- qual é seu espinho?

Às vezes você está andando pelo jardim, admirando sua beleza, o canto e o encanto dos pássaros, para, vê uma rosa, pega-a. Logo encontramos alguns espinhos e julgamo-la por ela ser assim, tornando isso um empecilho. Mas o que muitos não sabem é que espinho não faz o jardim deixar de ser jardim, nem a rosa deixar de ser rosa. Você que deixou o amor morrer por causa dos espinhos, saiba que os espinhos fazem parte da rosa. Os espinhos são necessários pra nos ensinar onde devemos e não devemos colocar as mãos, pois rosas e espinhos andam juntos: cabe a nós mesmos escolher qual queremos levar. Quem quiser levar a rosa para sua vida, terá de saber que com elas vão inúmeros espinhos. Mas não se preocupe, porque a beleza da rosa vale o incômodo dos espinhos, pois a vida tem espinhos, mas aprenda a colher somente as rosas, tirando os espinhos com o tempo.
"Há outros que sorriem por saber que os espinhos têm rosas!"

- continuar

Os pássaros cantaram em uma melodia solene. As ondas vão e voltam no mesmo rumo. O céu brilha como um diamante. As flores moveram-se com o sopro do vento. As pedras ainda estão paradas. A terra bem seca e rica, mas continua sendo pisada. O ar corroe o pulmão e outrora inspira um suspiro e suspira um gemido. As abelhas fazendo mel e as borboletas abrindo tuas asas; voando. O girassol passou um perfume natural; que exuberância! O céu agora é laranja e meio tons de azul escuro. O sol se escondeu. As estrelas apareceram e logo sumiram atrás das nuvens; elas choraram um choro rítmico. Lá fora está frio e embaçaram a janela; as luzes da cidade estão acessas agora. A lareira está fervendo e o cobertor gelado.

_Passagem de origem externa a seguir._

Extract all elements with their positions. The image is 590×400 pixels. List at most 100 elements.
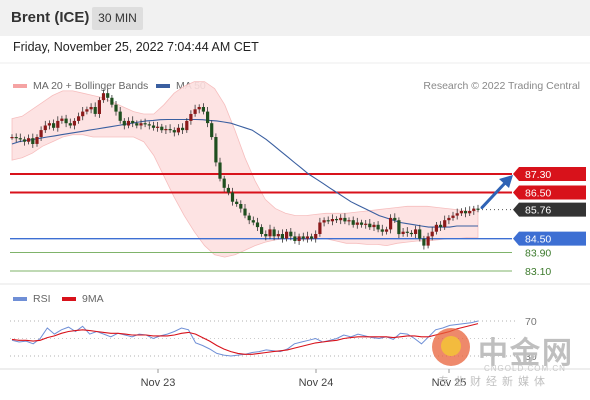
candle-body [47,123,51,126]
watermark: 中金网 CNGOLD.COM.CN 专业财经新媒体 [432,326,588,390]
level-tag-bg-3 [513,231,586,246]
candle-body [131,120,135,124]
candle-body [334,219,339,221]
candle-body [405,231,409,233]
candle-body [343,217,347,222]
candle-body [389,217,393,230]
legend-bollinger-label: MA 20 + Bollinger Bands [33,80,149,92]
candle-body [368,223,372,228]
candle-body [430,231,434,237]
candles-group [10,88,480,250]
level-tag-bg-2 [513,202,586,217]
candle-body [305,236,309,239]
candle-body [468,211,472,214]
candle-body [185,120,189,131]
candle-body [422,238,426,246]
candle-body [31,138,35,144]
candle-body [463,211,468,214]
candle-body [426,236,430,246]
level-tag-label-0: 87.30 [525,169,551,181]
candle-body [114,104,118,112]
candle-body [260,227,264,234]
candle-body [293,236,297,241]
x-axis-label-0: Nov 23 [141,377,176,389]
candle-body [97,100,101,114]
candle-body [285,231,289,239]
candle-body [110,97,114,105]
candle-body [201,107,205,112]
candle-body [193,109,197,114]
candle-body [330,219,334,222]
candle-body [164,129,168,131]
candle-body [455,213,459,216]
candle-body [85,109,89,112]
candle-body [476,208,480,210]
candle-body [255,222,260,228]
candle-body [443,220,447,228]
level-tag-label-3: 84.50 [525,234,551,246]
candle-body [10,137,14,139]
candle-body [77,116,81,121]
ma50-swatch [156,84,170,88]
watermark-logo-inner-icon [441,336,461,356]
candle-body [451,215,455,218]
candle-body [56,120,60,128]
candle-body [89,107,93,110]
legend-rsi-label: RSI [33,293,51,305]
candle-body [181,127,185,131]
candle-body [326,220,330,222]
rsi-level-label-1: 30 [525,351,537,363]
candle-body [218,162,222,179]
candle-body [230,192,235,202]
candle-body [101,93,106,101]
watermark-name: 中金网 [478,336,574,371]
candle-body [351,220,355,225]
candle-body [39,130,43,137]
candle-body [214,137,218,163]
rsi-level-label-0: 70 [525,316,537,328]
candle-body [189,114,193,121]
candle-body [135,123,139,126]
candle-body [359,222,364,225]
candle-body [226,187,230,193]
candle-body [318,222,322,234]
candle-body [168,129,172,131]
candle-body [272,229,276,237]
candle-body [35,137,39,144]
bollinger-swatch [13,84,27,88]
candle-body [447,217,451,221]
candle-body [43,125,47,131]
candle-body [243,208,247,216]
candle-body [210,123,214,138]
candle-body [276,234,280,237]
candle-body [147,124,151,126]
watermark-url: CNGOLD.COM.CN [484,364,566,373]
target-arrow-head-icon [499,175,513,188]
candle-body [126,120,131,126]
candle-body [355,222,359,225]
candle-body [239,204,243,209]
target-arrow-shaft [480,180,508,210]
candle-body [176,127,180,133]
candle-body [118,111,122,121]
candle-body [143,123,147,125]
candle-body [93,107,97,114]
candle-body [310,236,314,239]
candle-body [139,123,143,126]
candle-body [268,229,272,237]
candle-body [434,224,438,232]
candle-body [459,211,463,214]
datetime-label: Friday, November 25, 2022 7:04:44 AM CET [13,40,259,54]
level-tag-label-1: 86.50 [525,187,551,199]
candle-body [27,138,31,142]
candle-body [156,126,160,128]
candle-body [289,231,293,237]
candle-body [439,224,443,228]
timeframe-badge[interactable]: 30 MIN [92,7,143,30]
candle-body [397,220,401,235]
candle-body [60,118,64,121]
candle-body [197,107,201,110]
level-tag-label-2: 85.76 [525,205,551,217]
x-axis-label-2: Nov 25 [432,377,467,389]
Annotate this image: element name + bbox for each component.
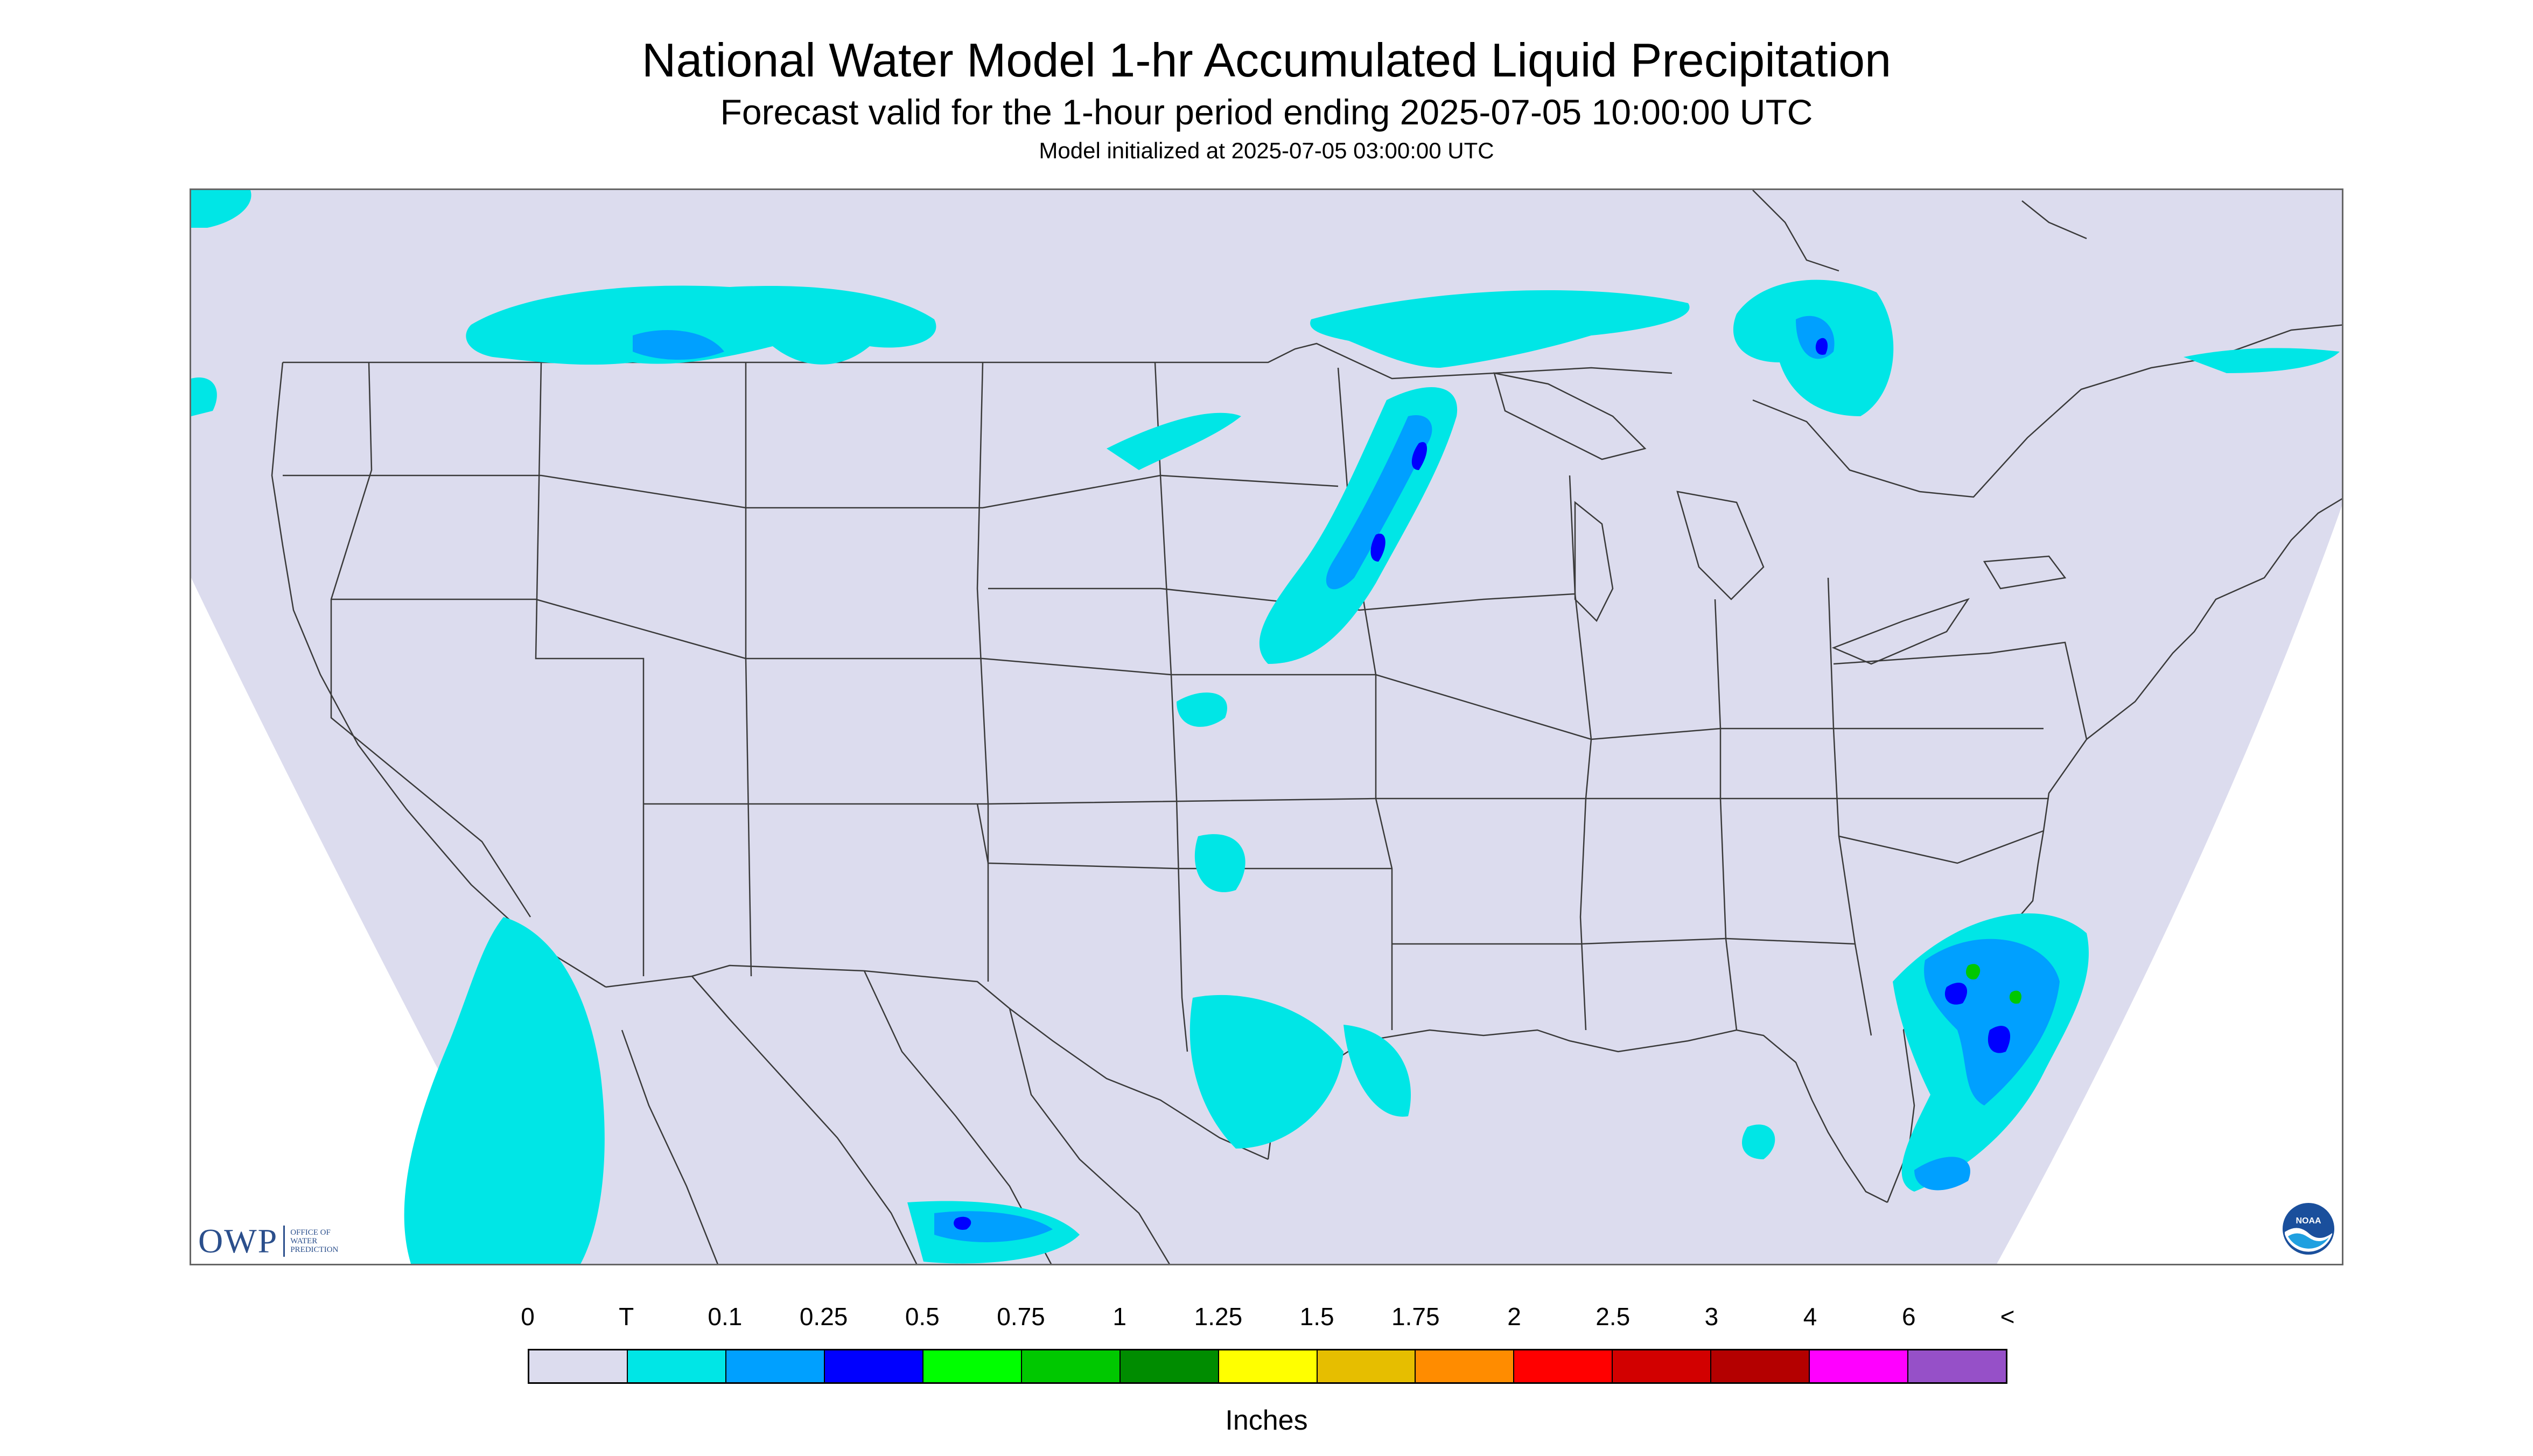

A noite foi bem longa que nem pararam de olhar a hora; ela nunca passava. Lá no poente viram uma luz, em meio às montanhas; amarela; novamente. E ouviram o pio do primeiro pássaro; o céu está clareando...
“E a vida se retoma; é assim...”

- acima das consequências.

Que sentido na vida seria viver e não viver? Várias pessoas tem seus melhores amigos para contar histórias, desvendar mistérios, sorrir, enxugar lágrimas, correr, contar segredos... E eu me fechei para o mundo. Tenho amigos, todos nós temos, né?! Mas aquele que eu conto meus sentimentos, o único, é para o teclado e para a tela do computador. Pra que tentar contar as coisas para as outras pessoas para elas fazerem cara triste, olhar para mim e dizer “que coitadinho!” e não poder resolver nada?! Não que aqui resolve alguma coisa, mas eu sou assim, e é isso. Sabe, tem coisas que estão num passado profundo, sabe?! Oculto. Mas andei pensando... sinto demais a saudade, sabe?! Não do que nós fazíamos, mas do que nós éramos, sabe?! Não é o beijo; mesmo. É o sorriso. Antes era tudo e de repente apagou a luz de uma vez, sem avisar, saca?! Sinto falta da amizade e do “boa tarde” mais mau humorado depois do serviço. O que foi já foi e com certeza não existirá novamente, porque não me imagino mais assim, mas tem coisa que nem o tempo apaga, sabe?! Passa o tempo que for. Mas infelizmente a mente humana é constituída de muito orgulho e não podemos obrigar as pessoas a fazerem nada; experiência própria. Agora entendeu porque as pessoas em minha volta não conseguiriam resolver? Então pra que elas precisam saber? Deixa eu continuar trabalhando porque sei que não vou conseguir nada mais e nem adianta eu insistir.
“Não sou eu quem dito as regras, se não faria a tua vontade e faria eu esquecer teu sorriso.”